Certamente, a resposta imediata de muitos é, "Sim, deveras, Deus deve prover algum tipo de graça preveniente, algum tipo de trazer, antes que alguém possa escolher crer". Mas é isto o que o texto está dizendo? Lembre-se que essas palavras vêm imediatamente após a afirmação de que todos que o Pai dá ao Filho, virão ao Filho (v. 37). Os eruditos Reformados afirmam que aqueles que são trazidos são aqueles que são dados pelo Pai ao Filho: isto é, os eleitos. Eles apontam para o contexto imediato que identifica aqueles que vêm a Cristo como os eleitos. Mas o resto do versículo 44 explica porque isso deve ser assim: "e Eu o ressuscitarei no último dia". Quem Jesus ressuscitará no último dia? O verso 39 diz que Ele ressuscitará todos aqueles dados a Ele pelo Pai; o verso 40 diz que Ele ressuscitará todos aqueles que estão olhando e crendo nEle; o verso 44 diz que Ele ressuscitará todos aqueles que são trazidos pelo Pai. A identidade daqueles ressuscitados no último dia para a vida eterna é absolutamente co-extensiva com a identidade daqueles que são trazidos! Se uma pessoa é trazida, ela será também ressuscitada para a vida eterna. Obviamente, então, não pode ser afirmado que Cristo, neste contexto, está dizendo que o Pai está trazendo todo ser humano em particular, porque 1) o contexto limita isto àqueles dados pelo Pai ao Filho, 2) esta passagem ainda está explicando a incredulidade dos Judeus, a qual não teria nenhum sentido se de fato o Pai está trazendo esses incrédulos a Jesus, e 2) se assim fosse, o universalismo seria o resultado, porque todos que são trazidos são da mesma forma ressuscitados no último dia.

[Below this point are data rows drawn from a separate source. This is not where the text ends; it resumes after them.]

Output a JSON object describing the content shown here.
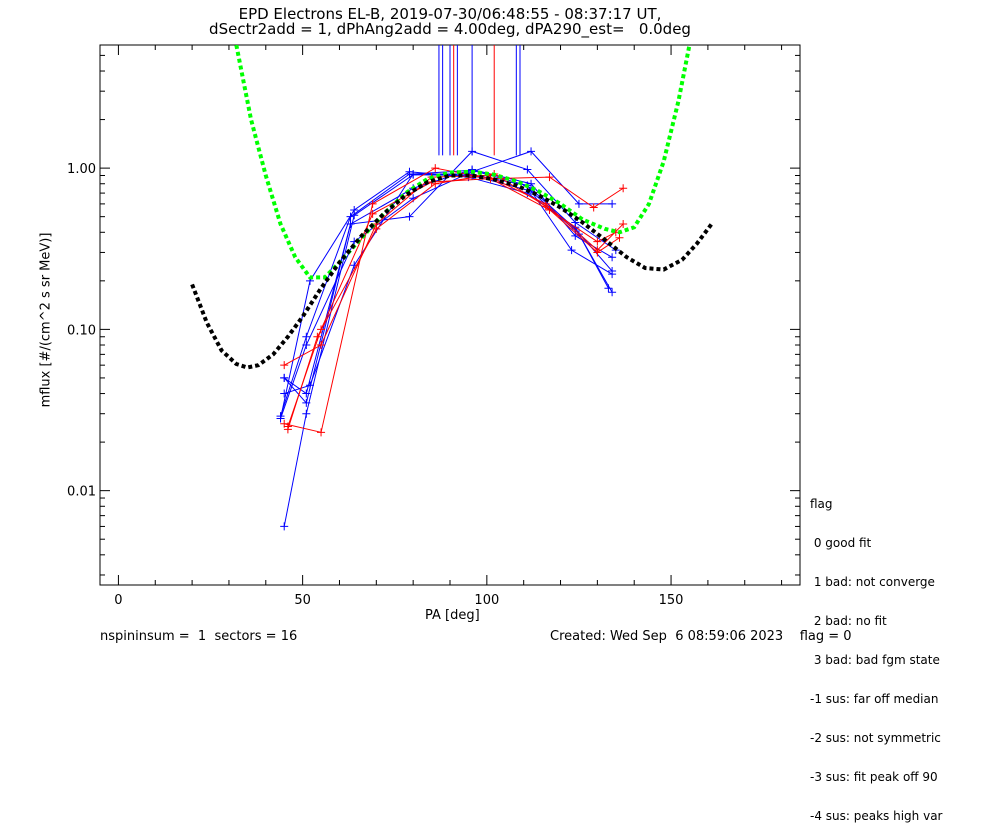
{
  "title_line1": "EPD Electrons EL-B, 2019-07-30/06:48:55 - 08:37:17 UT,",
  "title_line2": "dSectr2add = 1, dPhAng2add = 4.00deg, dPA290_est=   0.0deg",
  "footer_left": "nspininsum =  1  sectors = 16",
  "footer_right": "Created: Wed Sep  6 08:59:06 2023    flag = 0",
  "legend": {
    "title": "flag",
    "items": [
      " 0 good fit",
      " 1 bad: not converge",
      " 2 bad: no fit",
      " 3 bad: bad fgm state",
      "-1 sus: far off median",
      "-2 sus: not symmetric",
      "-3 sus: fit peak off 90",
      "-4 sus: peaks high var"
    ]
  },
  "chart_data": {
    "type": "line",
    "xlabel": "PA [deg]",
    "ylabel": "mflux [#/(cm^2 s sr MeV)]",
    "xlim": [
      -5,
      185
    ],
    "ylim": [
      0.0026,
      5.8
    ],
    "yscale": "log",
    "xticks": [
      0,
      50,
      100,
      150
    ],
    "yticks": [
      0.01,
      0.1,
      1.0
    ],
    "ytick_labels": [
      "0.01",
      "0.10",
      "1.00"
    ],
    "colors": {
      "blue": "#0000ff",
      "red": "#ff0000",
      "green": "#00ff00",
      "black": "#000000"
    },
    "series": [
      {
        "color": "blue",
        "points": [
          [
            44,
            0.029
          ],
          [
            51,
            0.09
          ],
          [
            63,
            0.5
          ],
          [
            79,
            0.92
          ],
          [
            95,
            0.92
          ],
          [
            111,
            0.78
          ],
          [
            124,
            0.42
          ],
          [
            134,
            0.23
          ]
        ]
      },
      {
        "color": "blue",
        "points": [
          [
            45,
            0.006
          ],
          [
            51,
            0.03
          ],
          [
            64,
            0.51
          ],
          [
            80,
            0.91
          ],
          [
            96,
            0.9
          ],
          [
            112,
            0.72
          ],
          [
            125,
            0.39
          ],
          [
            134,
            0.17
          ]
        ]
      },
      {
        "color": "blue",
        "points": [
          [
            44,
            0.028
          ],
          [
            52,
            0.2
          ],
          [
            64,
            0.55
          ],
          [
            79,
            0.95
          ],
          [
            95,
            0.88
          ],
          [
            111,
            0.7
          ],
          [
            124,
            0.43
          ],
          [
            133,
            0.18
          ]
        ]
      },
      {
        "color": "blue",
        "points": [
          [
            45,
            0.05
          ],
          [
            51,
            0.04
          ],
          [
            63,
            0.45
          ],
          [
            79,
            0.5
          ],
          [
            96,
            1.27
          ],
          [
            111,
            0.98
          ],
          [
            124,
            0.46
          ],
          [
            135,
            0.31
          ]
        ]
      },
      {
        "color": "blue",
        "points": [
          [
            44,
            0.028
          ],
          [
            51,
            0.08
          ],
          [
            64,
            0.35
          ],
          [
            80,
            0.65
          ],
          [
            96,
            0.95
          ],
          [
            112,
            1.27
          ],
          [
            125,
            0.6
          ],
          [
            134,
            0.6
          ]
        ]
      },
      {
        "color": "blue",
        "points": [
          [
            45,
            0.05
          ],
          [
            51,
            0.035
          ],
          [
            63,
            0.45
          ],
          [
            80,
            0.75
          ],
          [
            96,
            0.98
          ],
          [
            112,
            0.8
          ],
          [
            124,
            0.38
          ],
          [
            134,
            0.28
          ]
        ]
      },
      {
        "color": "blue",
        "points": [
          [
            45,
            0.04
          ],
          [
            52,
            0.045
          ],
          [
            64,
            0.25
          ],
          [
            80,
            0.92
          ],
          [
            96,
            0.97
          ],
          [
            111,
            0.78
          ],
          [
            123,
            0.31
          ],
          [
            134,
            0.22
          ]
        ]
      },
      {
        "color": "red",
        "points": [
          [
            45,
            0.06
          ],
          [
            55,
            0.08
          ],
          [
            70,
            0.45
          ],
          [
            85,
            0.88
          ],
          [
            100,
            0.9
          ],
          [
            116,
            0.6
          ],
          [
            130,
            0.31
          ],
          [
            137,
            0.45
          ]
        ]
      },
      {
        "color": "red",
        "points": [
          [
            45,
            0.026
          ],
          [
            55,
            0.023
          ],
          [
            69,
            0.6
          ],
          [
            86,
            1.0
          ],
          [
            101,
            0.86
          ],
          [
            117,
            0.88
          ],
          [
            129,
            0.57
          ],
          [
            137,
            0.75
          ]
        ]
      },
      {
        "color": "red",
        "points": [
          [
            46,
            0.024
          ],
          [
            54,
            0.09
          ],
          [
            70,
            0.42
          ],
          [
            86,
            0.8
          ],
          [
            102,
            0.92
          ],
          [
            116,
            0.58
          ],
          [
            130,
            0.3
          ],
          [
            136,
            0.37
          ]
        ]
      },
      {
        "color": "red",
        "points": [
          [
            46,
            0.025
          ],
          [
            55,
            0.1
          ],
          [
            69,
            0.52
          ],
          [
            85,
            0.82
          ],
          [
            101,
            0.86
          ],
          [
            117,
            0.55
          ],
          [
            130,
            0.35
          ],
          [
            135,
            0.4
          ]
        ]
      }
    ],
    "fit_curves": [
      {
        "color": "green",
        "style": "dashed",
        "points": [
          [
            32,
            5.8
          ],
          [
            36,
            2.0
          ],
          [
            40,
            0.9
          ],
          [
            44,
            0.45
          ],
          [
            48,
            0.28
          ],
          [
            52,
            0.21
          ],
          [
            56,
            0.21
          ],
          [
            60,
            0.26
          ],
          [
            66,
            0.37
          ],
          [
            72,
            0.52
          ],
          [
            78,
            0.7
          ],
          [
            84,
            0.86
          ],
          [
            90,
            0.94
          ],
          [
            96,
            0.95
          ],
          [
            102,
            0.91
          ],
          [
            108,
            0.83
          ],
          [
            114,
            0.72
          ],
          [
            120,
            0.6
          ],
          [
            126,
            0.48
          ],
          [
            132,
            0.42
          ],
          [
            136,
            0.4
          ],
          [
            140,
            0.43
          ],
          [
            144,
            0.6
          ],
          [
            148,
            1.1
          ],
          [
            152,
            2.6
          ],
          [
            155,
            5.8
          ]
        ]
      },
      {
        "color": "black",
        "style": "dashed",
        "points": [
          [
            20,
            0.19
          ],
          [
            24,
            0.11
          ],
          [
            28,
            0.074
          ],
          [
            32,
            0.061
          ],
          [
            35,
            0.058
          ],
          [
            38,
            0.06
          ],
          [
            42,
            0.07
          ],
          [
            46,
            0.09
          ],
          [
            50,
            0.12
          ],
          [
            55,
            0.18
          ],
          [
            60,
            0.26
          ],
          [
            66,
            0.38
          ],
          [
            72,
            0.52
          ],
          [
            78,
            0.68
          ],
          [
            84,
            0.82
          ],
          [
            90,
            0.9
          ],
          [
            96,
            0.9
          ],
          [
            102,
            0.85
          ],
          [
            108,
            0.78
          ],
          [
            114,
            0.68
          ],
          [
            120,
            0.57
          ],
          [
            126,
            0.46
          ],
          [
            132,
            0.36
          ],
          [
            138,
            0.28
          ],
          [
            143,
            0.24
          ],
          [
            148,
            0.235
          ],
          [
            153,
            0.27
          ],
          [
            157,
            0.34
          ],
          [
            161,
            0.45
          ]
        ]
      }
    ],
    "vertical_lines": [
      {
        "x": 87,
        "color": "blue"
      },
      {
        "x": 88,
        "color": "blue"
      },
      {
        "x": 90,
        "color": "blue"
      },
      {
        "x": 91,
        "color": "red"
      },
      {
        "x": 92,
        "color": "blue"
      },
      {
        "x": 96,
        "color": "blue"
      },
      {
        "x": 102,
        "color": "red"
      },
      {
        "x": 108,
        "color": "blue"
      },
      {
        "x": 109,
        "color": "blue"
      }
    ],
    "vertical_line_range": [
      1.2,
      5.8
    ]
  }
}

João Calvino é admitido, até mesmo por seus inimigos, ter sido um tremendo exegeta das Escrituras. Claros e criteriosos, os comentários de Calvino continuam a ter nesses dias grande utilidade e benefício para o estudante das Escrituras. Aqui está seu comentário sobre João 6:44:

Vir a Cristo sendo aqui usado metaforicamente para crer, o Evangelista, a fim de colocar a metáfora na cláusula adequada, diz que as pessoas que são trazidas são aquelas cujos entendimentos Deus iluminou e cujos corações Ele dirigiu e transformou à obediência de Cristo. A declaração se resume nisto: que não devemos nos maravilhar se muitos recusam abraçar o Evangelho; porque nenhum homem jamais será de si mesmo capaz de vir a Cristo, mas Deus deve primeiro trazê-lo pelo Seu Espírito; e, portanto, segue-se que nem todos são trazidos, mas que Deus concede essa graça àqueles que Ele elegeu. É verdade, todavia, com respeito ao tipo desse trazer, que ele não é violento, de forma que compele os homens por uma força externa; mas ainda é um impulso poderoso do Espírito Santo, que faz com que os homens que anteriormente eram indispostos e relutantes, sejam dispostos. É uma falsa e profana afirmação, portanto, dizer que ninguém é trazido, senão aqueles que estão dispostos a serem trazidos, como se o homem por si mesmo se fizesse obediente a Deus por seus próprios esforços; porque a disposição com a qual os homens seguem a Deus é o que eles já tinham por si mesmos, que foi formada em seus corações para obedecê-Lo". [7]

Jesus continua esse pensamento no verso 45, citando uma profecia de Isaías, e diz: “Todo aquele que do Pai ouviu e aprendeu vem a mim”. Ouvir e aprender do Pai é paralelo com ser trazido no verso 44. Jesus usou o mesmo tipo de terminologia quando Ele ensinou que somente aqueles que "pertencem a Deus" podem ouvir Suas palavras (João 8:47).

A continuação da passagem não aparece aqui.